Из помещения, где работала приемная комиссия, она вышла с гордо поднятыми плечами. Но едва оказалась в уютном институтском дворике, тут же сникла. Печально закурила свои крутые для городка N, но смешные в столице болгарские «Родопи». Взглянула на венчающий входную дверь стенд: уже сегодня, за десять дней до начала вступительных экзаменов, конкурс составлял семь человек на место. Что же ей делать?!
...К одиноко стоящей девушке подскочил проворный, чуть старше ее, молодой человек. Деловито поинтересовался:
– Абитура?
– Абитура, – вздохнула она.
– Преподы не нужны? Отсюда, с иняза...
– И почем? – заинтересовалась Марина.
Юноша ответил.
– Ох, ни фига себе! – выдохнула она.
Калькулятор, который благодаря Петюне она обнаружила в своей голове, послушно выдал: всех ее сбережений, с коими явилась в столицу, хватит ровно на четыре академических часа. А ведь еще надо где-то кости кинуть – общежитие абитуриентам престижный Институт европейских языков не предоставлял...
– Ясно. Ты у нас рабочий класс, – деловито резюмировал молодой человек. И отошел.
– Подожди! – кинулась следом Марина.
– Что еще? Скидок для малообеспеченных у меня нет, – насупился парень.
– А нельзя у тебя... – лихорадочно соображала она, – просто кассеты купить?
– Какие еще кассеты?
– Ну, с уроками английского. Только чтоб обязательно носители языка говорили.

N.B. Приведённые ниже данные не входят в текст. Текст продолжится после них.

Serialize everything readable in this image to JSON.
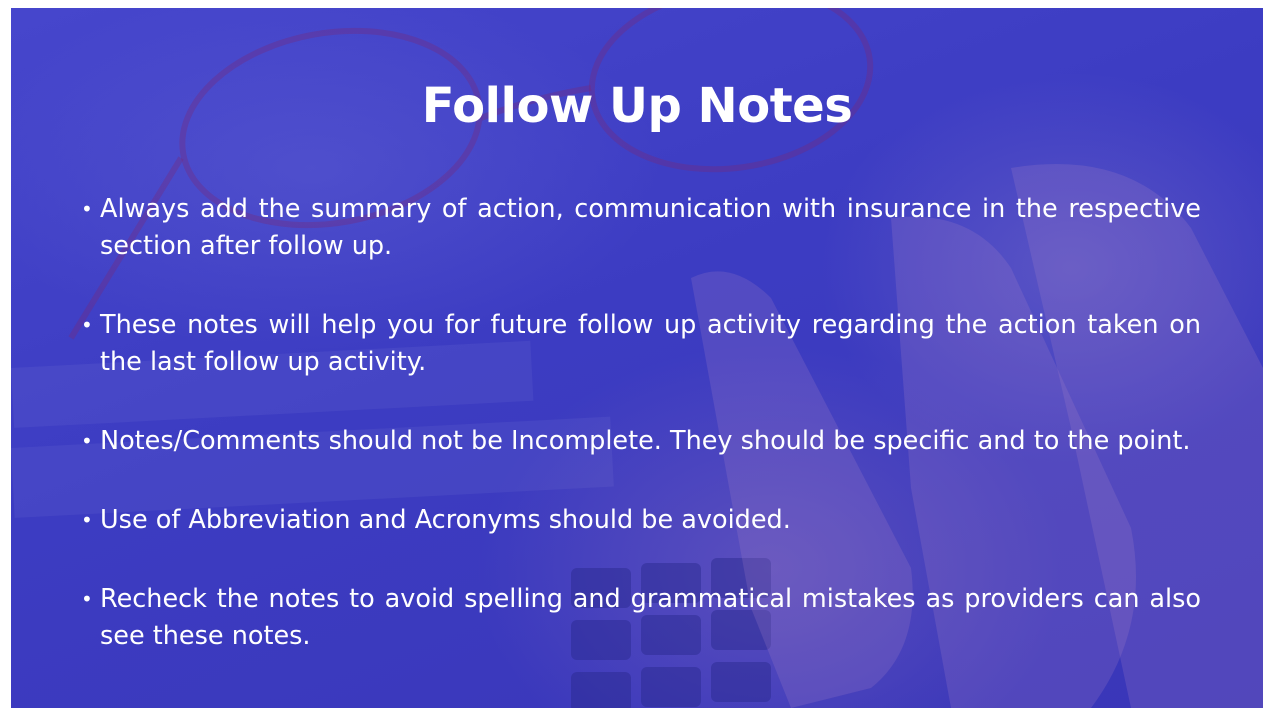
{
  "slide": {
    "title": "Follow Up Notes",
    "bullet_marker": "•",
    "bullets": [
      "Always add the summary of action, communication with insurance in the respective section after follow up.",
      "These notes will help you for future follow up activity regarding the action taken on the last follow up activity.",
      "Notes/Comments should not be Incomplete. They should be specific and to the point.",
      "Use of Abbreviation and Acronyms should be avoided.",
      "Recheck the notes to avoid spelling and grammatical mistakes as providers can also see these notes."
    ]
  },
  "colors": {
    "overlay": "#3f3fc6",
    "text": "#ffffff"
  }
}
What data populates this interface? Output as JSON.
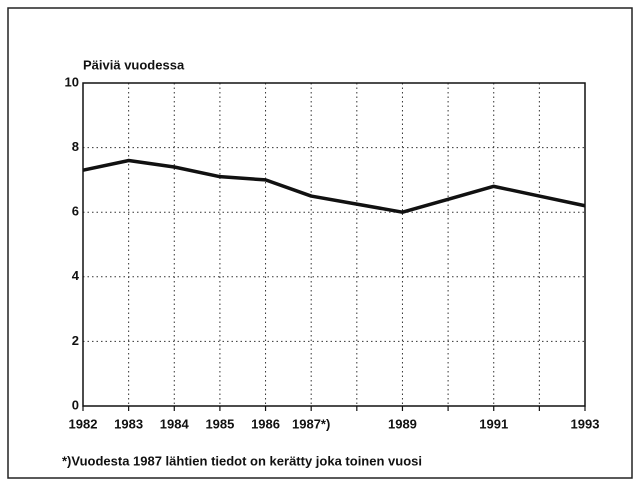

– О, нэйтив-спикеры – это страшный дефицит, – со знанием дела произнес тот. – А Бонк не нужен?
– На хрена мне твой Бонк? – возмутилась Маринка. – Училась уже по нему. И теперь меня не понимает никто!
Парень усмехнулся:
– Ну, ладно, попробую достать. Но сама понимаешь: дешево не получится.
– За любые деньги! – безрассудно отозвалась Маринка.
А про себя прикидывала: словарный запас у нее есть, грамматику она знает. Если в течение десяти дней слушать кассеты и днем и ночью да повторять все фразы за диктором, ее акцент должен исправиться...
Деловитый юноша смотрел насмешливо:
– Хочешь честно? Зря деньги выбросишь. Все равно тебе сюда не поступить.
Опять двадцать пять! И Марина покорно спросила:
– Почему?
– Понтово тут слишком. Некоторые детишки по пять лет в Англии с родаками-дипломатами живут, и то их на устном срезают – если заплатили мало. А ты за десять дней собралась произношение поставить? И за экзамены наверняка башлять нечем. Ну ты даешь...
Маринка вдруг разозлилась. Да что они, сговорились все – ее опускать?! И она выпалила, зловеще оскаливаясь:
– Значит, плохо детишки учились. Там, в Англии. Я, между прочим, весь англо-русский словарь наизусть знаю! Хоть и жила не в Лондоне, а здесь, в ЭсЭсЭсЭр. Да еще и при кладбище.
– Да, на кладбище народ работает богатый, – спокойно согласился юноша. – Значит, тем более знать должна, какая здесь такса. Ты в приемную комиссию ключи от машины – а они тебе студенческий билет. И кассеты с нэйтив-спикерами здесь совершенно ни при чем.
– А я все равно поступлю! Безо всякой машины! – упрямо отрезала Маринка.
Но молодого коммерсанта разговор уже явно утомил.
– Надейся, конечно, раз дура, – буркнул он. И перешел к делу: – Кассеты тебе в сотку обойдутся. Если устраивает, то вечером сюда приходи, к семи. Принесу.